Listening to the Sun: Radio Solar Spectroscope

I've just built a Radio Solar Spectroscope and started receiving.  A what?  A radio telescope, looking at a broad spectrum of radio frequencies.  So... why?  To see the impacts of solar flares and coronal mass ejections (CMEs) from my backyard.

It also satisfies my deep enjoyment in tinkering with gadgets and programming.  As a bonus, the stuff cost me less than $200.

What am I looking at (...or listening to)?
Flares and CMEs create some beautiful shows for us in the form of auroras, but you typically have to be in sub-polar regions at the right time, enduring temperatures of 30 below.  In mainland Australia, you have to be pretty lucky to see them (I've seen ONE).  The effects are present all the time though, just not in the visible spectrum.  If we look in radio frequencies of say 25MHz to 1800MHz, we'll find them.


Above: an aurora from Tromso, Norway (thanks Harald) and a radio spectrograph showing radio bursts from solar flares (Radio and Space Weather).

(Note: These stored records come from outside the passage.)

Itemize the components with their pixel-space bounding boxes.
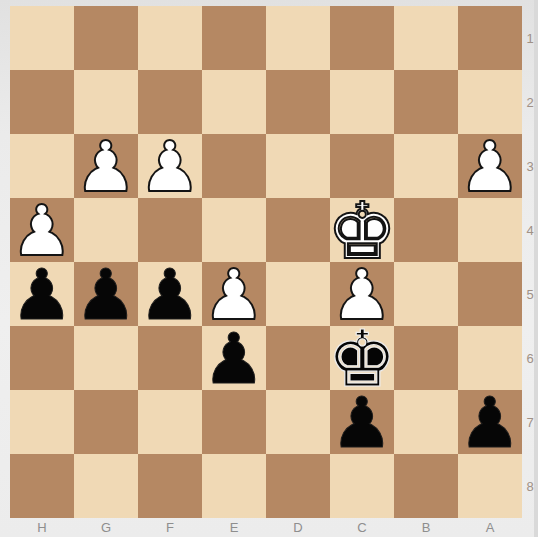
square-h8[interactable] — [10, 454, 74, 518]
chess-board-page: ♟♟♟♟♚♟♟♟♟♟♟♚♟♟ 12345678 HGFEDCBA — [0, 0, 538, 537]
square-b6[interactable] — [394, 326, 458, 390]
file-label-b: B — [394, 518, 458, 537]
black-pawn[interactable]: ♟ — [459, 388, 522, 458]
square-c6[interactable]: ♚ — [330, 326, 394, 390]
square-d2[interactable] — [266, 70, 330, 134]
square-g5[interactable]: ♟ — [74, 262, 138, 326]
square-b5[interactable] — [394, 262, 458, 326]
square-f8[interactable] — [138, 454, 202, 518]
square-f3[interactable]: ♟ — [138, 134, 202, 198]
square-a6[interactable] — [458, 326, 522, 390]
square-e6[interactable]: ♟ — [202, 326, 266, 390]
file-label-e: E — [202, 518, 266, 537]
file-labels: HGFEDCBA — [10, 518, 522, 537]
square-c2[interactable] — [330, 70, 394, 134]
square-b3[interactable] — [394, 134, 458, 198]
square-d5[interactable] — [266, 262, 330, 326]
square-e8[interactable] — [202, 454, 266, 518]
black-pawn[interactable]: ♟ — [75, 260, 138, 330]
square-e5[interactable]: ♟ — [202, 262, 266, 326]
square-b2[interactable] — [394, 70, 458, 134]
square-e3[interactable] — [202, 134, 266, 198]
square-b1[interactable] — [394, 6, 458, 70]
square-b8[interactable] — [394, 454, 458, 518]
square-d8[interactable] — [266, 454, 330, 518]
file-label-a: A — [458, 518, 522, 537]
black-pawn[interactable]: ♟ — [11, 260, 74, 330]
square-h3[interactable] — [10, 134, 74, 198]
scrollbar-track[interactable] — [534, 0, 538, 537]
file-label-c: C — [330, 518, 394, 537]
file-label-g: G — [74, 518, 138, 537]
black-pawn[interactable]: ♟ — [203, 324, 266, 394]
square-f1[interactable] — [138, 6, 202, 70]
square-h2[interactable] — [10, 70, 74, 134]
black-pawn[interactable]: ♟ — [139, 260, 202, 330]
square-a2[interactable] — [458, 70, 522, 134]
square-a5[interactable] — [458, 262, 522, 326]
square-a7[interactable]: ♟ — [458, 390, 522, 454]
file-label-d: D — [266, 518, 330, 537]
file-label-h: H — [10, 518, 74, 537]
file-label-f: F — [138, 518, 202, 537]
square-f2[interactable] — [138, 70, 202, 134]
square-e2[interactable] — [202, 70, 266, 134]
square-g3[interactable]: ♟ — [74, 134, 138, 198]
white-pawn[interactable]: ♟ — [459, 132, 522, 202]
black-pawn[interactable]: ♟ — [331, 388, 394, 458]
white-pawn[interactable]: ♟ — [139, 132, 202, 202]
square-h7[interactable] — [10, 390, 74, 454]
white-pawn[interactable]: ♟ — [75, 132, 138, 202]
square-g2[interactable] — [74, 70, 138, 134]
square-c4[interactable]: ♚ — [330, 198, 394, 262]
square-g1[interactable] — [74, 6, 138, 70]
square-a1[interactable] — [458, 6, 522, 70]
square-g8[interactable] — [74, 454, 138, 518]
square-b4[interactable] — [394, 198, 458, 262]
square-g7[interactable] — [74, 390, 138, 454]
square-b7[interactable] — [394, 390, 458, 454]
square-d6[interactable] — [266, 326, 330, 390]
square-f5[interactable]: ♟ — [138, 262, 202, 326]
square-c1[interactable] — [330, 6, 394, 70]
square-h4[interactable]: ♟ — [10, 198, 74, 262]
square-e1[interactable] — [202, 6, 266, 70]
square-a3[interactable]: ♟ — [458, 134, 522, 198]
square-d7[interactable] — [266, 390, 330, 454]
square-d1[interactable] — [266, 6, 330, 70]
square-c7[interactable]: ♟ — [330, 390, 394, 454]
chess-board: ♟♟♟♟♚♟♟♟♟♟♟♚♟♟ — [10, 6, 522, 518]
square-h5[interactable]: ♟ — [10, 262, 74, 326]
square-f7[interactable] — [138, 390, 202, 454]
square-e4[interactable] — [202, 198, 266, 262]
square-d4[interactable] — [266, 198, 330, 262]
square-h1[interactable] — [10, 6, 74, 70]
square-d3[interactable] — [266, 134, 330, 198]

What's the Spectroscope look like?
The Spectroscope consists of 3 modules - Reception; Logging; and Reduction & Output.  The heart of the scope is a $12 USB TV stick from eBay.

It turns out you can do some amazing things with a USB TV stick.  A while back someone realised they aren't just restricted to TV reception - they receive across an amazing range of radio bands covering CB, FM radio, digital TV and satellite TV.  In this case I want to see all frequencies at once, and measure the radio signal intensity at each point, seeing how that varies over time (due to solar signals).
Above: The reception and logging happens in the observatory.  Log files are accessed remotely via WiFi bridge.

See the Design and Specification details here.

Have I seen anything yet?
Here's the first scan, run on January 21st, 2015.  

Easy to see some quiet patches in the 40-45MHz range (blue spikes), possibly from solar activity.  Waiting for a decent event to really see how it shows up!





Now what?
Now it's a case of observing!  I plan to keep track of solar activity through web sites like www.spaceweather.com and www.ips.gov.au, and correlate that activity to what I see from the Spectroscope and post the results.